Emmanuelle s’était abandonnée sans ouvrir les yeux au soin que l’on prenait d’elle. Sa rêverie, toutefois, n’avait rien perdu de son intensité ni de son urgence, au cours de ces mouvements. Sa main droite rampait maintenant le long de son ventre, très lentement, se retenant, finissant par atteindre le niveau du pubis, sous la couverture légère que sa progression faisait onduler. Mais, dans cette pénombre, qui pouvait la voir ? Du bout de ses doigts, elle explorait, creusait la soie souple de sa jupe, dont l’étroitesse s’opposait à ce que ses jambes s’entrouvrissent : elles tendaient l’étoffe dans leur effort pour s’écarter ; elles y réussirent suffisamment, enfin, pour que les doigts sentissent, à travers la minceur du tissu, le bouton de chair en érection qu’ils cherchaient et sur lequel ils pressèrent avec tendresse.
Pendant quelques secondes, Emmanuelle laissa l’ovation de son corps s’apaiser. Elle essayait de retarder l’issue. Mais bientôt, n’y tenant plus, elle commença, avec une plainte étouffée, de donner à son médius l’impulsion minutieuse et douce qui devait amener l’orgasme. Presque aussitôt, la main de l’homme se posa sur la sienne.
Le souffle perdu, Emmanuelle sentit ses muscles et ses nerfs se nouer, comme si un jet d’eau glacée l’avait fouettée en plein ventre.

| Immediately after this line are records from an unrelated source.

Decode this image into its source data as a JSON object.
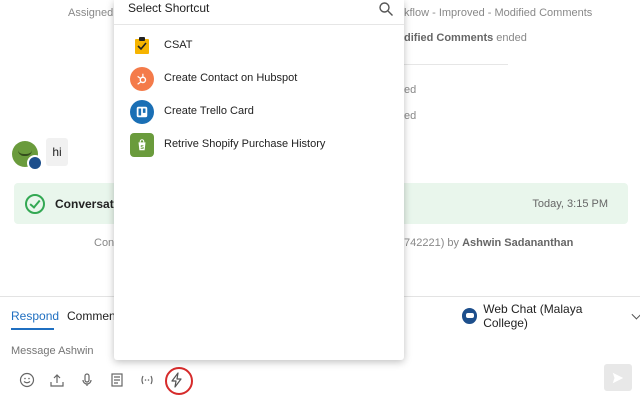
{
  "feed": {
    "sys_assigned": "Assigned t",
    "sys_workflow": "kflow - Improved - Modified Comments",
    "sys_ended_name": "dified Comments",
    "sys_ended_word": " ended",
    "sys_ed1": "ed",
    "sys_ed2": "ed",
    "bubble_text": "hi",
    "banner_title": "Conversation",
    "banner_time": "Today, 3:15 PM",
    "contact_prefix": "Cont",
    "contact_suffix": "742221) by ",
    "contact_agent": "Ashwin Sadananthan"
  },
  "composer": {
    "tab_respond": "Respond",
    "tab_comment": "Comment",
    "channel_label": "Web Chat (Malaya College)",
    "message_placeholder": "Message Ashwin"
  },
  "shortcut_dropdown": {
    "title": "Select Shortcut",
    "items": [
      {
        "label": "CSAT",
        "icon": "csat-icon"
      },
      {
        "label": "Create Contact on Hubspot",
        "icon": "hubspot-icon"
      },
      {
        "label": "Create Trello Card",
        "icon": "trello-icon"
      },
      {
        "label": "Retrive Shopify Purchase History",
        "icon": "shopify-icon"
      }
    ]
  },
  "colors": {
    "accent": "#1f6fc1",
    "banner_bg": "#e9f6ec",
    "success": "#33a853",
    "highlight_ring": "#d62b2b"
  }
}
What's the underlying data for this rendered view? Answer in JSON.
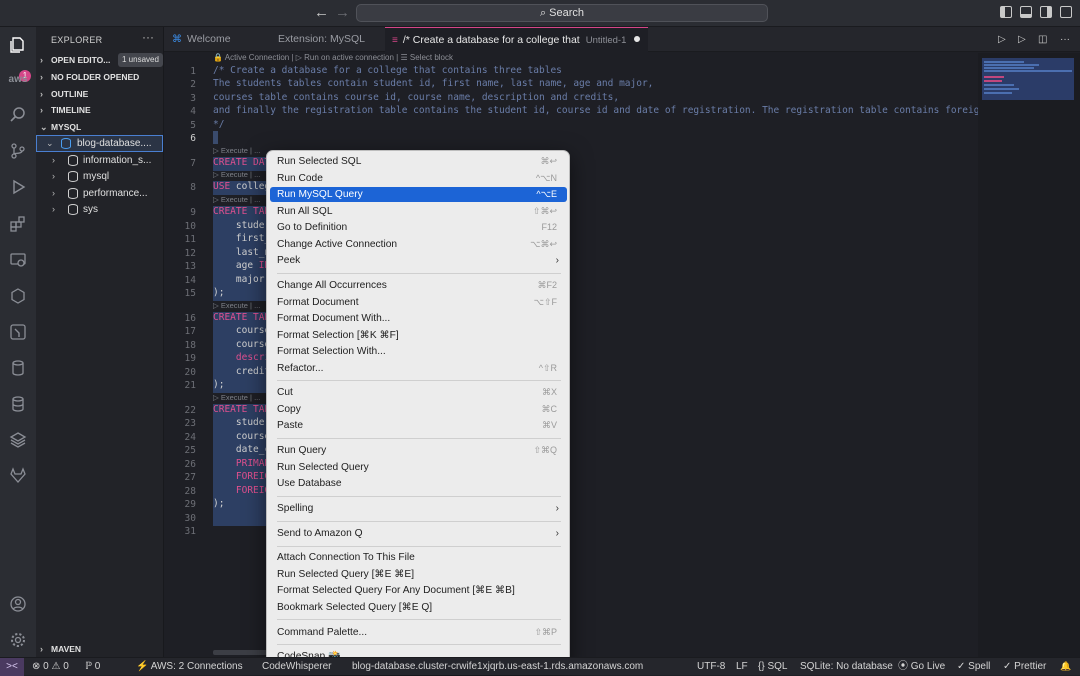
{
  "titlebar": {
    "back": "←",
    "forward": "→",
    "search": "Search"
  },
  "activity": {
    "badge": "1",
    "icons": [
      "explorer-icon",
      "aws-icon",
      "search-icon",
      "source-control-icon",
      "run-debug-icon",
      "extensions-icon",
      "remote-explorer-icon",
      "database-icon",
      "testing-icon",
      "mysql-icon",
      "database-stack-icon",
      "layers-icon",
      "gitlab-icon",
      "account-icon",
      "settings-gear-icon"
    ]
  },
  "sidebar": {
    "title": "EXPLORER",
    "more": "···",
    "open_editors": "OPEN EDITO...",
    "unsaved": "1 unsaved",
    "no_folder": "NO FOLDER OPENED",
    "outline": "OUTLINE",
    "timeline": "TIMELINE",
    "mysql": "MYSQL",
    "connection": "blog-database....",
    "databases": [
      "information_s...",
      "mysql",
      "performance...",
      "sys"
    ],
    "maven": "MAVEN"
  },
  "tabs": [
    {
      "label": "Welcome",
      "icon": "vscode-icon"
    },
    {
      "label": "Extension: MySQL",
      "icon": ""
    },
    {
      "label": "/* Create a database for a college that",
      "sub": "Untitled-1",
      "icon": "sql-file-icon"
    }
  ],
  "codelens_top": "🔒 Active Connection | ▷ Run on active connection | ☰ Select block",
  "line_numbers": [
    "1",
    "2",
    "3",
    "4",
    "5",
    "6",
    "7",
    "8",
    "9",
    "10",
    "11",
    "12",
    "13",
    "14",
    "15",
    "16",
    "17",
    "18",
    "19",
    "20",
    "21",
    "22",
    "23",
    "24",
    "25",
    "26",
    "27",
    "28",
    "29",
    "30",
    "31"
  ],
  "code": {
    "l1": "/* Create a database for a college that contains three tables",
    "l2": "The students tables contain student id, first name, last name, age and major,",
    "l3": "courses table contains course id, course name, description and credits,",
    "l4": "and finally the registration table contains the student id, course id and date of registration. The registration table contains foreign keys o",
    "l5": "*/",
    "l7": "CREATE DAT",
    "l8a": "USE",
    "l8b": " colleg",
    "l9": "CREATE TAB",
    "l10": "    studer",
    "l11": "    first_",
    "l12": "    last_n",
    "l13a": "    age ",
    "l13b": "IN",
    "l14": "    major ",
    "l15": ");",
    "l16": "CREATE TAB",
    "l17": "    course",
    "l18": "    course",
    "l19": "    descri",
    "l20": "    credit",
    "l21": ");",
    "l22": "CREATE TAB",
    "l23": "    studer",
    "l24": "    course",
    "l25": "    date_c",
    "l26": "    PRIMAR",
    "l27": "    FOREIG",
    "l28": "    FOREIG",
    "l29": ");",
    "exec": "▷ Execute | ..."
  },
  "context_menu": {
    "g1": [
      {
        "label": "Run Selected SQL",
        "sc": "⌘↩"
      },
      {
        "label": "Run Code",
        "sc": "^⌥N"
      },
      {
        "label": "Run MySQL Query",
        "sc": "^⌥E",
        "highlighted": true
      },
      {
        "label": "Run All SQL",
        "sc": "⇧⌘↩"
      },
      {
        "label": "Go to Definition",
        "sc": "F12"
      },
      {
        "label": "Change Active Connection",
        "sc": "⌥⌘↩"
      },
      {
        "label": "Peek",
        "sc": "",
        "submenu": true
      }
    ],
    "g2": [
      {
        "label": "Change All Occurrences",
        "sc": "⌘F2"
      },
      {
        "label": "Format Document",
        "sc": "⌥⇧F"
      },
      {
        "label": "Format Document With...",
        "sc": ""
      },
      {
        "label": "Format Selection [⌘K ⌘F]",
        "sc": ""
      },
      {
        "label": "Format Selection With...",
        "sc": ""
      },
      {
        "label": "Refactor...",
        "sc": "^⇧R"
      }
    ],
    "g3": [
      {
        "label": "Cut",
        "sc": "⌘X"
      },
      {
        "label": "Copy",
        "sc": "⌘C"
      },
      {
        "label": "Paste",
        "sc": "⌘V"
      }
    ],
    "g4": [
      {
        "label": "Run Query",
        "sc": "⇧⌘Q"
      },
      {
        "label": "Run Selected Query",
        "sc": ""
      },
      {
        "label": "Use Database",
        "sc": ""
      }
    ],
    "g5": [
      {
        "label": "Spelling",
        "sc": "",
        "submenu": true
      }
    ],
    "g6": [
      {
        "label": "Send to Amazon Q",
        "sc": "",
        "submenu": true
      }
    ],
    "g7": [
      {
        "label": "Attach Connection To This File",
        "sc": ""
      },
      {
        "label": "Run Selected Query [⌘E ⌘E]",
        "sc": ""
      },
      {
        "label": "Format Selected Query For Any Document [⌘E ⌘B]",
        "sc": ""
      },
      {
        "label": "Bookmark Selected Query [⌘E Q]",
        "sc": ""
      }
    ],
    "g8": [
      {
        "label": "Command Palette...",
        "sc": "⇧⌘P"
      }
    ],
    "g9": [
      {
        "label": "CodeSnap 📸",
        "sc": ""
      }
    ]
  },
  "statusbar": {
    "remote": "><",
    "problems": "⊗ 0 ⚠ 0",
    "ports": "ℙ 0",
    "aws": "AWS: 2 Connections",
    "codewhisperer": "CodeWhisperer",
    "db": "blog-database.cluster-crwife1xjqrb.us-east-1.rds.amazonaws.com",
    "encoding": "UTF-8",
    "eol": "LF",
    "lang": "{} SQL",
    "sqlite": "SQLite: No database",
    "golive": "Go Live",
    "spell": "✓ Spell",
    "prettier": "✓ Prettier",
    "bell": "🔔"
  }
}
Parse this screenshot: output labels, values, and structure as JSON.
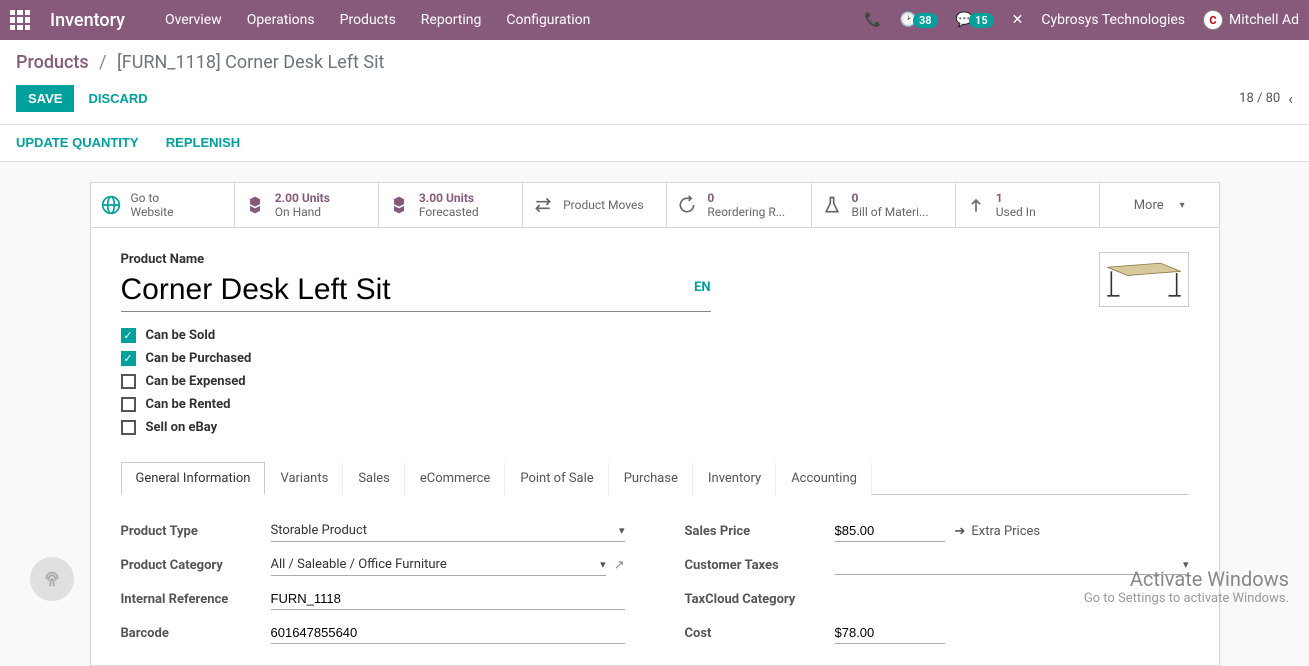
{
  "topnav": {
    "app": "Inventory",
    "menu": [
      "Overview",
      "Operations",
      "Products",
      "Reporting",
      "Configuration"
    ],
    "clock_badge": "38",
    "chat_badge": "15",
    "company": "Cybrosys Technologies",
    "user": "Mitchell Ad"
  },
  "breadcrumb": {
    "root": "Products",
    "current": "[FURN_1118] Corner Desk Left Sit"
  },
  "actions": {
    "save": "SAVE",
    "discard": "DISCARD",
    "pager": "18 / 80",
    "update_qty": "UPDATE QUANTITY",
    "replenish": "REPLENISH"
  },
  "stats": {
    "website": {
      "line1": "Go to",
      "line2": "Website"
    },
    "onhand": {
      "val": "2.00 Units",
      "lbl": "On Hand"
    },
    "forecast": {
      "val": "3.00 Units",
      "lbl": "Forecasted"
    },
    "moves": {
      "lbl": "Product Moves"
    },
    "reorder": {
      "val": "0",
      "lbl": "Reordering R..."
    },
    "bom": {
      "val": "0",
      "lbl": "Bill of Materi..."
    },
    "usedin": {
      "val": "1",
      "lbl": "Used In"
    },
    "more": "More"
  },
  "product": {
    "label": "Product Name",
    "name": "Corner Desk Left Sit",
    "lang": "EN"
  },
  "checks": {
    "sold": "Can be Sold",
    "purchased": "Can be Purchased",
    "expensed": "Can be Expensed",
    "rented": "Can be Rented",
    "ebay": "Sell on eBay"
  },
  "tabs": [
    "General Information",
    "Variants",
    "Sales",
    "eCommerce",
    "Point of Sale",
    "Purchase",
    "Inventory",
    "Accounting"
  ],
  "fields": {
    "left": {
      "type_lbl": "Product Type",
      "type_val": "Storable Product",
      "cat_lbl": "Product Category",
      "cat_val": "All / Saleable / Office Furniture",
      "ref_lbl": "Internal Reference",
      "ref_val": "FURN_1118",
      "barcode_lbl": "Barcode",
      "barcode_val": "601647855640"
    },
    "right": {
      "price_lbl": "Sales Price",
      "price_val": "$85.00",
      "extra": "Extra Prices",
      "tax_lbl": "Customer Taxes",
      "taxcloud_lbl": "TaxCloud Category",
      "cost_lbl": "Cost",
      "cost_val": "$78.00"
    }
  },
  "watermark": {
    "t1": "Activate Windows",
    "t2": "Go to Settings to activate Windows."
  }
}
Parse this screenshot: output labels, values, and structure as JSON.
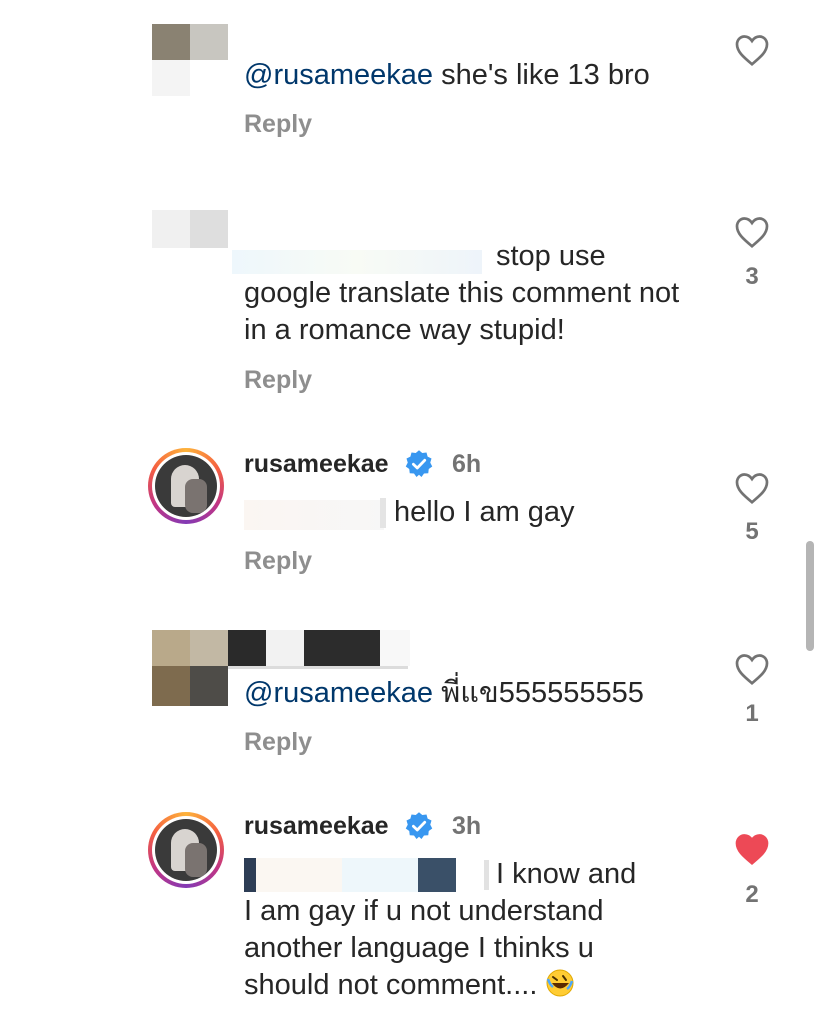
{
  "comments": [
    {
      "text_prefix": "@rusameekae",
      "text_body": " she's like 13 bro",
      "reply_label": "Reply",
      "likes": ""
    },
    {
      "text_body": "stop use google translate this comment not in a romance way stupid!",
      "reply_label": "Reply",
      "likes": "3"
    },
    {
      "username": "rusameekae",
      "time": "6h",
      "text_body": "hello I am gay",
      "reply_label": "Reply",
      "likes": "5"
    },
    {
      "text_prefix": "@rusameekae",
      "text_body": " พี่แข555555555",
      "reply_label": "Reply",
      "likes": "1"
    },
    {
      "username": "rusameekae",
      "time": "3h",
      "text_line1": "I know and",
      "text_line2": "I am gay if u not understand",
      "text_line3": "another language I thinks u",
      "text_line4": "should not comment....",
      "text_emoji": "🤣",
      "likes": "2"
    }
  ],
  "icons": {
    "like": "heart-outline-icon",
    "liked": "heart-filled-icon",
    "verified": "verified-badge-icon",
    "emoji": "rolling-on-floor-laughing"
  },
  "colors": {
    "mention": "#00376b",
    "liked": "#ed4956",
    "verified": "#3897f0",
    "muted": "#8e8e8e"
  }
}
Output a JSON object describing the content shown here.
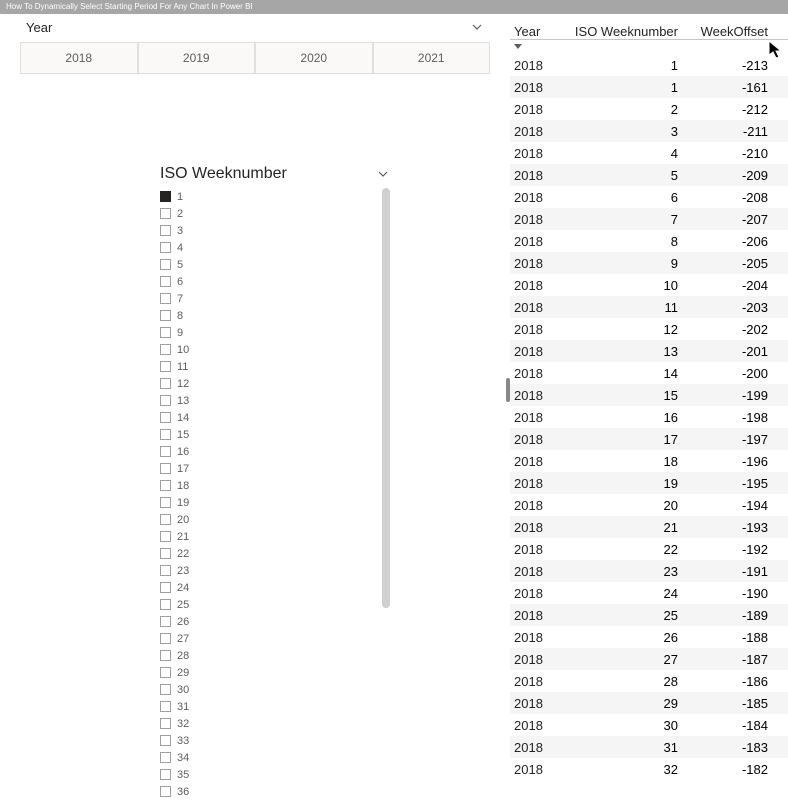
{
  "videoTitle": "How To Dynamically Select Starting Period For Any Chart In Power BI",
  "yearSlicer": {
    "title": "Year",
    "options": [
      "2018",
      "2019",
      "2020",
      "2021"
    ]
  },
  "weekSlicer": {
    "title": "ISO Weeknumber",
    "selected": [
      1
    ],
    "items": [
      1,
      2,
      3,
      4,
      5,
      6,
      7,
      8,
      9,
      10,
      11,
      12,
      13,
      14,
      15,
      16,
      17,
      18,
      19,
      20,
      21,
      22,
      23,
      24,
      25,
      26,
      27,
      28,
      29,
      30,
      31,
      32,
      33,
      34,
      35,
      36
    ]
  },
  "table": {
    "columns": [
      "Year",
      "ISO Weeknumber",
      "WeekOffset"
    ],
    "rows": [
      {
        "year": "2018",
        "wk": 1,
        "off": -213
      },
      {
        "year": "2018",
        "wk": 1,
        "off": -161
      },
      {
        "year": "2018",
        "wk": 2,
        "off": -212
      },
      {
        "year": "2018",
        "wk": 3,
        "off": -211
      },
      {
        "year": "2018",
        "wk": 4,
        "off": -210
      },
      {
        "year": "2018",
        "wk": 5,
        "off": -209
      },
      {
        "year": "2018",
        "wk": 6,
        "off": -208
      },
      {
        "year": "2018",
        "wk": 7,
        "off": -207
      },
      {
        "year": "2018",
        "wk": 8,
        "off": -206
      },
      {
        "year": "2018",
        "wk": 9,
        "off": -205
      },
      {
        "year": "2018",
        "wk": 10,
        "off": -204
      },
      {
        "year": "2018",
        "wk": 11,
        "off": -203
      },
      {
        "year": "2018",
        "wk": 12,
        "off": -202
      },
      {
        "year": "2018",
        "wk": 13,
        "off": -201
      },
      {
        "year": "2018",
        "wk": 14,
        "off": -200
      },
      {
        "year": "2018",
        "wk": 15,
        "off": -199
      },
      {
        "year": "2018",
        "wk": 16,
        "off": -198
      },
      {
        "year": "2018",
        "wk": 17,
        "off": -197
      },
      {
        "year": "2018",
        "wk": 18,
        "off": -196
      },
      {
        "year": "2018",
        "wk": 19,
        "off": -195
      },
      {
        "year": "2018",
        "wk": 20,
        "off": -194
      },
      {
        "year": "2018",
        "wk": 21,
        "off": -193
      },
      {
        "year": "2018",
        "wk": 22,
        "off": -192
      },
      {
        "year": "2018",
        "wk": 23,
        "off": -191
      },
      {
        "year": "2018",
        "wk": 24,
        "off": -190
      },
      {
        "year": "2018",
        "wk": 25,
        "off": -189
      },
      {
        "year": "2018",
        "wk": 26,
        "off": -188
      },
      {
        "year": "2018",
        "wk": 27,
        "off": -187
      },
      {
        "year": "2018",
        "wk": 28,
        "off": -186
      },
      {
        "year": "2018",
        "wk": 29,
        "off": -185
      },
      {
        "year": "2018",
        "wk": 30,
        "off": -184
      },
      {
        "year": "2018",
        "wk": 31,
        "off": -183
      },
      {
        "year": "2018",
        "wk": 32,
        "off": -182
      }
    ]
  }
}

Elle resta immobile, non point vidée de sensations, mais toutes sensations et toute pensée arrêtées, à la manière d’un film dont on suspend le déroulement sans obscurcir l’image. Ni elle n’eut peur, ni elle ne fut, à proprement dire, choquée. Elle n’eut pas, non plus, le sentiment d’être prise en faute. En vérité, elle n’était capable, à ce moment-ci, de formuler le jugement ni sur le geste de l’homme, ni sur sa propre conduite. Elle avait enregistré l’événement, puis sa conscience s’était figée. Maintenant, de toute évidence, elle attendait ce qui allait prendre la suite de ses songes écoulés.